Exhibit 10.21
AMENDMENT NO. 2
AMENDED AND RESTATED EMPLOYMENT AGREEMENT
THIS AMENDMENT NO. 2 (this “Amendment”) to the Amended and Restated Employment Agreement by and between Scott Galit (“Executive”) and Payoneer Inc., a Delaware corporation (the “Company”), dated as of June 25, 2021, as amended by Amendment No. 1 to the Amended and Restated Employment Agreement, dated as of May 24, 2022 (the “Original Agreement”), is entered into by and between the Company and Executive as of February 27, 2023, with effective date as of March 1, 2023 (the “Amendment Effective Date”).
WITNESSETH:
WHEREAS, the Company and Executive desire to amend the Original Agreement as provided herein to reflect Executive’s new position as Senior Advisor of Payoneer Global Inc. and its subsidiaries (“Payoneer Global”), while ceasing to hold position of Co-CEO, and clarifying that such agreed upon change does not implicate the definition of Good Reason;
NOW, THEREFORE, in consideration of the mutual covenants and agreements hereinafter contained, and for other good and valuable consideration, the receipt and sufficiency of which is hereby acknowledged, the parties hereto agree to modify the Original Agreement as set forth below. Defined terms used herein and not otherwise defined in their context have the meanings set forth in the Original Agreement.

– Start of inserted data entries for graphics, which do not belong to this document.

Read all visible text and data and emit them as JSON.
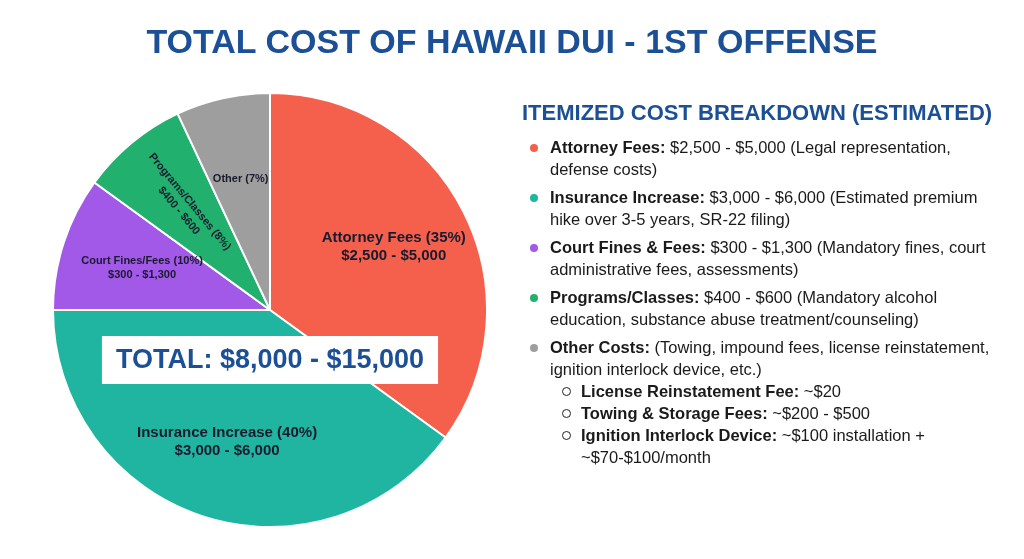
{
  "chart_data": [
    {
      "type": "pie",
      "title": "TOTAL COST OF HAWAII DUI - 1ST OFFENSE",
      "categories": [
        "Attorney Fees",
        "Insurance Increase",
        "Court Fines/Fees",
        "Programs/Classes",
        "Other"
      ],
      "values": [
        35,
        40,
        10,
        8,
        7
      ],
      "colors": [
        "#f4604c",
        "#1fb5a0",
        "#a259e8",
        "#22b06e",
        "#9e9e9e"
      ],
      "value_labels": [
        "(35%)",
        "(40%)",
        "(10%)",
        "(8%)",
        "(7%)"
      ],
      "annotations": [
        {
          "text": "$2,500 - $5,000",
          "x": "Attorney Fees"
        },
        {
          "text": "$3,000 - $6,000",
          "x": "Insurance Increase"
        },
        {
          "text": "$300 - $1,300",
          "x": "Court Fines/Fees"
        },
        {
          "text": "$400 - $600",
          "x": "Programs/Classes"
        },
        "TOTAL: $8,000 - $15,000"
      ]
    },
    {
      "type": "other",
      "title": "ITEMIZED COST BREAKDOWN (ESTIMATED)",
      "annotations": [
        "Attorney Fees: $2,500 - $5,000 (Legal representation, defense costs)",
        "Insurance Increase: $3,000 - $6,000 (Estimated premium hike over 3-5 years, SR-22 filing)",
        "Court Fines & Fees: $300 - $1,300 (Mandatory fines, court administrative fees, assessments)",
        "Programs/Classes: $400 - $600 (Mandatory alcohol education, substance abuse treatment/counseling)",
        "Other Costs: (Towing, impound fees, license reinstatement, ignition interlock device, etc.)",
        "License Reinstatement Fee: ~$20",
        "Towing & Storage Fees: ~$200 - $500",
        "Ignition Interlock Device: ~$100 installation + ~$70-$100/month"
      ]
    }
  ]
}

1. AMENDMENT TO THE ORIGINAL AGREEMENT.
| a. | Section 1 of the Original Agreement is hereby amended and restated in its entirety as follows: |
“Employment. The Company agrees to continue to employ the Executive and the Executive agrees to continue to be employed by the Company as of the Amendment Effective Date, on the terms and subject to the conditions hereinafter set forth. Subject to the terms and conditions contained herein, the Executive shall (1) continue to serve as the Chief Executive Officer (CEO) of the Company, reporting directly to the Board of Directors of the Company and in such capacity shall have such duties as are typically performed by a Company CEO, however the Parties hereto acknowledge and agree that the Executive will transition out of this role at such time as Co-Chief Executive Officer of Payoneer Global, John Caplan (“PGI CEO”) assumes the role of Company CEO in accordance with and subject to applicable regulatory requirements; and (2) serve as a Senior Advisor of Payoneer Global and in such capacity provide advice to Payoneer Global in such areas, tasks and topics as shall be mutually agreed by Executive and PGI CEO from time to time, it being acknowledged and agreed that initially the areas, tasks and topics shall be those listed on Exhibit A attached hereto and carry out such advisory duties in such way as typically performed by Senior Advisors of such kind, together with such additional duties as may be required from time to time by the Board of Directors of Payoneer Global and in coordination with PGI CEO and as agreed with Executive. As part of Executive’s role as aforesaid Executive shall continue to serve as member of the board of directors of Payoneer Global, the Company and such other subsidiaries and secondary subsidiaries on which Executive currently serves. In addition, it is agreed that Executive may carry out his role remotely from New York, NY.”